Però questi “fascisti da tastiera” hanno diritto di voto…
«Certo, così certi partiti continuano ad avere popolarità. Perché è facile muoversi sull’ignoranza. Salvini, ad esempio, parla alla gente come parlala gente. cosa che gli altri politici non fanno. Lui usa lo stesso linguaggio, grammatica, sintassi. Se parli ad un ignorante, come parla lui, loro ti prendono per leader. In più aggiungi questa situazione di recessione generale mondiale, quindi il gioco è fatto.
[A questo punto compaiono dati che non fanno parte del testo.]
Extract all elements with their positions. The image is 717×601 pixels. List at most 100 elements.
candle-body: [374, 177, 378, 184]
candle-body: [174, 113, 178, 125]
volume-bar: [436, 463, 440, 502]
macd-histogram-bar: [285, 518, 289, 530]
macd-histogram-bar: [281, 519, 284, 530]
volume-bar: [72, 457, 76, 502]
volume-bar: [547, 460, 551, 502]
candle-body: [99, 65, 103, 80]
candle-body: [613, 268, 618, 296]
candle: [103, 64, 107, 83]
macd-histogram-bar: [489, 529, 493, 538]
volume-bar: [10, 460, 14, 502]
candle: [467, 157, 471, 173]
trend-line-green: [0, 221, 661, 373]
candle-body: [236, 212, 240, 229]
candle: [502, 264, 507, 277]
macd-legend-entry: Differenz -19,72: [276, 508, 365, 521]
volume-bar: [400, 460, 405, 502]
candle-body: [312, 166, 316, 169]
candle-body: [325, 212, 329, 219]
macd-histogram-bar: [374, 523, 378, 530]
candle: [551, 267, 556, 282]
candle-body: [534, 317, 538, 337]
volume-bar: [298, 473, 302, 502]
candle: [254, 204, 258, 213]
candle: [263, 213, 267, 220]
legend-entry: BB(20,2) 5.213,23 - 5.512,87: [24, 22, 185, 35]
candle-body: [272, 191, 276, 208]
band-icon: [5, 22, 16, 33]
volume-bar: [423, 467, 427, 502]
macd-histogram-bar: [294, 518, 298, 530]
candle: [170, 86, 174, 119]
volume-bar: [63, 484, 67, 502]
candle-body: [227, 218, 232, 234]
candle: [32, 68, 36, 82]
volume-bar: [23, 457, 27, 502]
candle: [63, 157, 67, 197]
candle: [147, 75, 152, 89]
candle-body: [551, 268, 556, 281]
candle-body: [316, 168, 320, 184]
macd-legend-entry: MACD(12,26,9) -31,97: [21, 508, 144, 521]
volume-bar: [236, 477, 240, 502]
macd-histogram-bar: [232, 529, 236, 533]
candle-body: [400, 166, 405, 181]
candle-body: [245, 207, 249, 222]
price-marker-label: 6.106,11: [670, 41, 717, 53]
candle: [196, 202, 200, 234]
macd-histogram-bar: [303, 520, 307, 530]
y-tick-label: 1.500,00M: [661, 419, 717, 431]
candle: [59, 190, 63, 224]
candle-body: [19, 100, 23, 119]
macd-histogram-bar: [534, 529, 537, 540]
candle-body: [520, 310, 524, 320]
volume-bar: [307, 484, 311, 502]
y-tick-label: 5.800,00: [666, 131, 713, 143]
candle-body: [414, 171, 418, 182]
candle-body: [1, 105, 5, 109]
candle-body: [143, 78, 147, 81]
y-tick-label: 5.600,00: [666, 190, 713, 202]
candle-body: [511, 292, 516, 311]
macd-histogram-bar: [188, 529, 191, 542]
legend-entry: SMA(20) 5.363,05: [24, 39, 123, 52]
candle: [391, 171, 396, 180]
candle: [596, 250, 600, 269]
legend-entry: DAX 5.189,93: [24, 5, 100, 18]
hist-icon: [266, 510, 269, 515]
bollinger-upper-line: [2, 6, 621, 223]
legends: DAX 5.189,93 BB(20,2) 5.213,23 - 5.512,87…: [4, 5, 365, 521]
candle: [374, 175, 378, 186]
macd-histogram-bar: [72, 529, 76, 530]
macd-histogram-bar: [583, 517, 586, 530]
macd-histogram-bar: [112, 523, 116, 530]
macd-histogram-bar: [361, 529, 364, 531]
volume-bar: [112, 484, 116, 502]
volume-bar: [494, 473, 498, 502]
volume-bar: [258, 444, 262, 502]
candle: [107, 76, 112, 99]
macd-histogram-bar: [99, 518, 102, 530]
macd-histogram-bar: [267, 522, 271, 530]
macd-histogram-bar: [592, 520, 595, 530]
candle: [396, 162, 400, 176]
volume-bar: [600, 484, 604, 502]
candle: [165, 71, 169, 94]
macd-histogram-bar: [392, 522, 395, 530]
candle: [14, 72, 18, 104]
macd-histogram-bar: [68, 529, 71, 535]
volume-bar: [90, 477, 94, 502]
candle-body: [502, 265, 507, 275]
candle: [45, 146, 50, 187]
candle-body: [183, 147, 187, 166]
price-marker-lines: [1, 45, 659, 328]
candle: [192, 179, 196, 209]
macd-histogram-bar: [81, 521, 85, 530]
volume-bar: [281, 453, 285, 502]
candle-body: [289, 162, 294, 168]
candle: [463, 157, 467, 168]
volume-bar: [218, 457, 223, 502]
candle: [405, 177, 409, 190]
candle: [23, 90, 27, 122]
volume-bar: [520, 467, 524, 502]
Il fatto però è che queste persone non hanno l’esperienza diretta di avere provato cosa significa avere fame. Faccio sempre l’esempio: noi confondiamo la fame con l’appetito. Ci sono persone che sono fortunate se riescono a mangiare un pasto al giorno, noi invece abbiamo solo appetito.
La gente non sa neppure cosa sia la paura. Nei miei anni di lavoro ho imparato a distinguere l’odore del sudore della paura da quello dello sport. la mia difficoltà è appunto quella di raccontare le cose. Vivo con i cinque sensi una situazione ma devo riuscire il più possibile a tradurla solo in uno per raccontarla.
Se la gente avesse avuto la fortuna di fare un’esperienza come la mia una volta nella vita, in questo momento non ci sarebbe questo rigurgito di fascismo. Insomma in tutto questo clima di ignoranza e recessione, c’è sempre qualcuno che raccoglie il testimone e lo fa suo. In tutto questo, chi è caduto nella trappola ora sono i Pentastellati. Ecco in questo clima cerco di diffondere messaggi positivi, usando ironia e leggerezza. Piano piano, qualcosa sta cambiando almeno tra i miei contatti».